383187 Optimization and Analysis Methods for Maritime Inventory Routing

Thursday, November 20, 2014: 10:36 AM
406 - 407 (Hilton Atlanta)
Yachao Dong, University of Wisconsin, Madison, WI, Christos T. Maravelias, Department of Chemical and Biological Engineering, University of Wisconsin-Madison, Madison, WI and Norman F. Jerome, BP plc.

Inventory routing problem (IRP) appears in various chemical supply chains (SCs), when distribution routing and scheduling decisions are made with considerations of inventories at suppliers/customers. Based on travel distances, real-time inventories and forecasted production/consumption profiles of suppliers and customers, we optimize the routes, schedules, and loading/discharging amounts, while ensuring that the inventory levels are kept within a certain range. Compared with the traditional order call-in scheme, integration of distribution routing and scheduling together with inventory control helps to reduce the distribution cost, which accounts for a large fraction of the total operating cost of the distribution SC. One important type of IRP, which finds applications in the petro-chemical sector, is the maritime inventory routing problem (MIRP), where multiple products are transported between supplier ports and customer ports, so that the upper and lower inventory level constraints of these ports are satisfied. The travel time between ports normally takes several days. Each port in the SC network has its own access windows during which a loading or discharging is allowed, which also adds more complexity to the problem.
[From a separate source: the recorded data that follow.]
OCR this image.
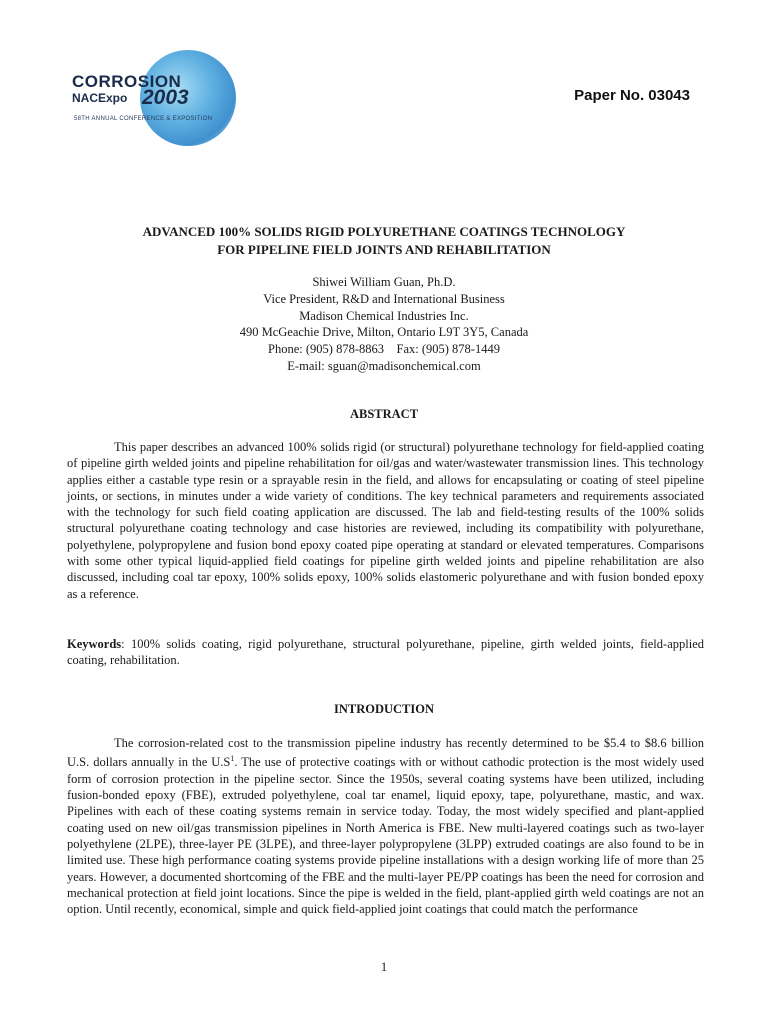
CORROSION
NACExpo 2003
58TH ANNUAL CONFERENCE & EXPOSITION
Paper No. 03043
ADVANCED 100% SOLIDS RIGID POLYURETHANE COATINGS TECHNOLOGY
FOR PIPELINE FIELD JOINTS AND REHABILITATION
Shiwei William Guan, Ph.D.
Vice President, R&D and International Business
Madison Chemical Industries Inc.
490 McGeachie Drive, Milton, Ontario L9T 3Y5, Canada
Phone: (905) 878-8863 Fax: (905) 878-1449
E-mail: sguan@madisonchemical.com
ABSTRACT

This paper describes an advanced 100% solids rigid (or structural) polyurethane technology for field-applied coating of pipeline girth welded joints and pipeline rehabilitation for oil/gas and water/wastewater transmission lines. This technology applies either a castable type resin or a sprayable resin in the field, and allows for encapsulating or coating of steel pipeline joints, or sections, in minutes under a wide variety of conditions. The key technical parameters and requirements associated with the technology for such field coating application are discussed. The lab and field-testing results of the 100% solids structural polyurethane coating technology and case histories are reviewed, including its compatibility with polyurethane, polyethylene, polypropylene and fusion bond epoxy coated pipe operating at standard or elevated temperatures. Comparisons with some other typical liquid-applied field coatings for pipeline girth welded joints and pipeline rehabilitation are also discussed, including coal tar epoxy, 100% solids epoxy, 100% solids elastomeric polyurethane and with fusion bonded epoxy as a reference.

Keywords: 100% solids coating, rigid polyurethane, structural polyurethane, pipeline, girth welded joints, field-applied coating, rehabilitation.

INTRODUCTION

The corrosion-related cost to the transmission pipeline industry has recently determined to be $5.4 to $8.6 billion U.S. dollars annually in the $U.S^1$. The use of protective coatings with or without cathodic protection is the most widely used form of corrosion protection in the pipeline sector. Since the 1950s, several coating systems have been utilized, including fusion-bonded epoxy (FBE), extruded polyethylene, coal tar enamel, liquid epoxy, tape, polyurethane, mastic, and wax. Pipelines with each of these coating systems remain in service today. Today, the most widely specified and plant-applied coating used on new oil/gas transmission pipelines in North America is FBE. New multi-layered coatings such as two-layer polyethylene (2LPE), three-layer PE (3LPE), and three-layer polypropylene (3LPP) extruded coatings are also found to be in limited use. These high performance coating systems provide pipeline installations with a design working life of more than 25 years. However, a documented shortcoming of the FBE and the multi-layer PE/PP coatings has been the need for corrosion and mechanical protection at field joint locations. Since the pipe is welded in the field, plant-applied girth weld coatings are not an option. Until recently, economical, simple and quick field-applied joint coatings that could match the performance

1
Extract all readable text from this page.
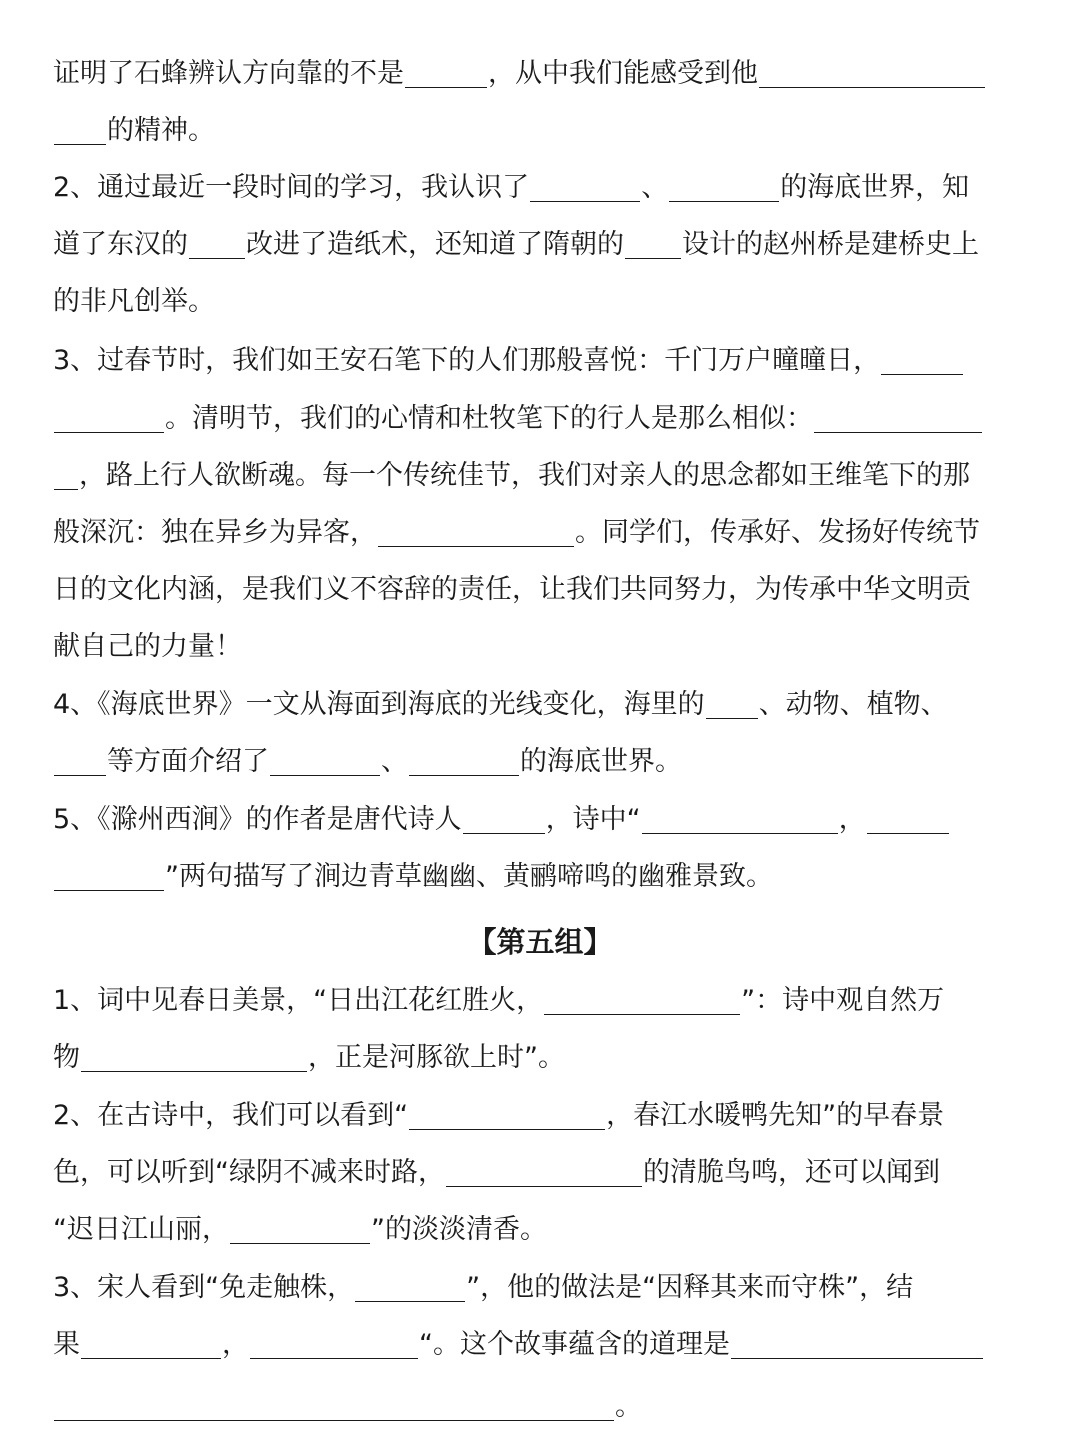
【第五组】
证明了石蜂辨认方向靠的不是	，从中我们能感受到他
的精神。
2、通过最近一段时间的学习，我认识了	、	的海底世界，知
道了东汉的 改进了造纸术，还知道了隋朝的 设计的赵州桥是建桥史上
的非凡创举。
3、过春节时，我们如王安石笔下的人们那般喜悦：千门万户曈曈日，
。清明节，我们的心情和杜牧笔下的行人是那么相似：
，路上行人欲断魂。每一个传统佳节，我们对亲人的思念都如王维笔下的那
般深沉：独在异乡为异客，	。同学们，传承好、发扬好传统节
日的文化内涵，是我们义不容辞的责任，让我们共同努力，为传承中华文明贡
献自己的力量！
4、《海底世界》一文从海面到海底的光线变化，海里的 、动物、植物、
等方面介绍了	、	的海底世界。
5、《滁州西涧》的作者是唐代诗人	，诗中“	，
”两句描写了涧边青草幽幽、黄鹂啼鸣的幽雅景致。
1、词中见春日美景，“日出江花红胜火，	”：诗中观自然万
物	，正是河豚欲上时”。
2、在古诗中，我们可以看到“	，春江水暖鸭先知”的早春景
色，可以听到“绿阴不减来时路，	的清脆鸟鸣，还可以闻到
“迟日江山丽，	”的淡淡清香。
3、宋人看到“免走触株，	”，他的做法是“因释其来而守株”，结
果	，	“。这个故事蕴含的道理是
。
In this work, we propose a discrete-time Mixed-Integer-Programming (MIP) model, and develop a suite of methods and tools to aid decision-making in MIRP. First, in addition to travel distance, heterogeneous vessels and access windows, we also consider soft windows, and penalized overflow and underflow. The objective is to minimize the overall cost, which includes travelling cost, material holding cost, overflow/underflow cost and vessel rental cost. Second, we present new methods to accurately calculate rental cost based on rental modes (short-term or long-term). Third, we develop tools that help the user to easily manipulate data as well as the resulting schedules and re-optimize seamlessly. Finally, to give some insights on the SC performance under uncertainty, we present results from an analysis based on different scenarios generated based on (1) different rental modes, (2) uncertainty in consumption/production forecast, (3) uncertainty in vehicle availability, and (4) expanded access windows. We show that the proposed framework can lead to significant savings.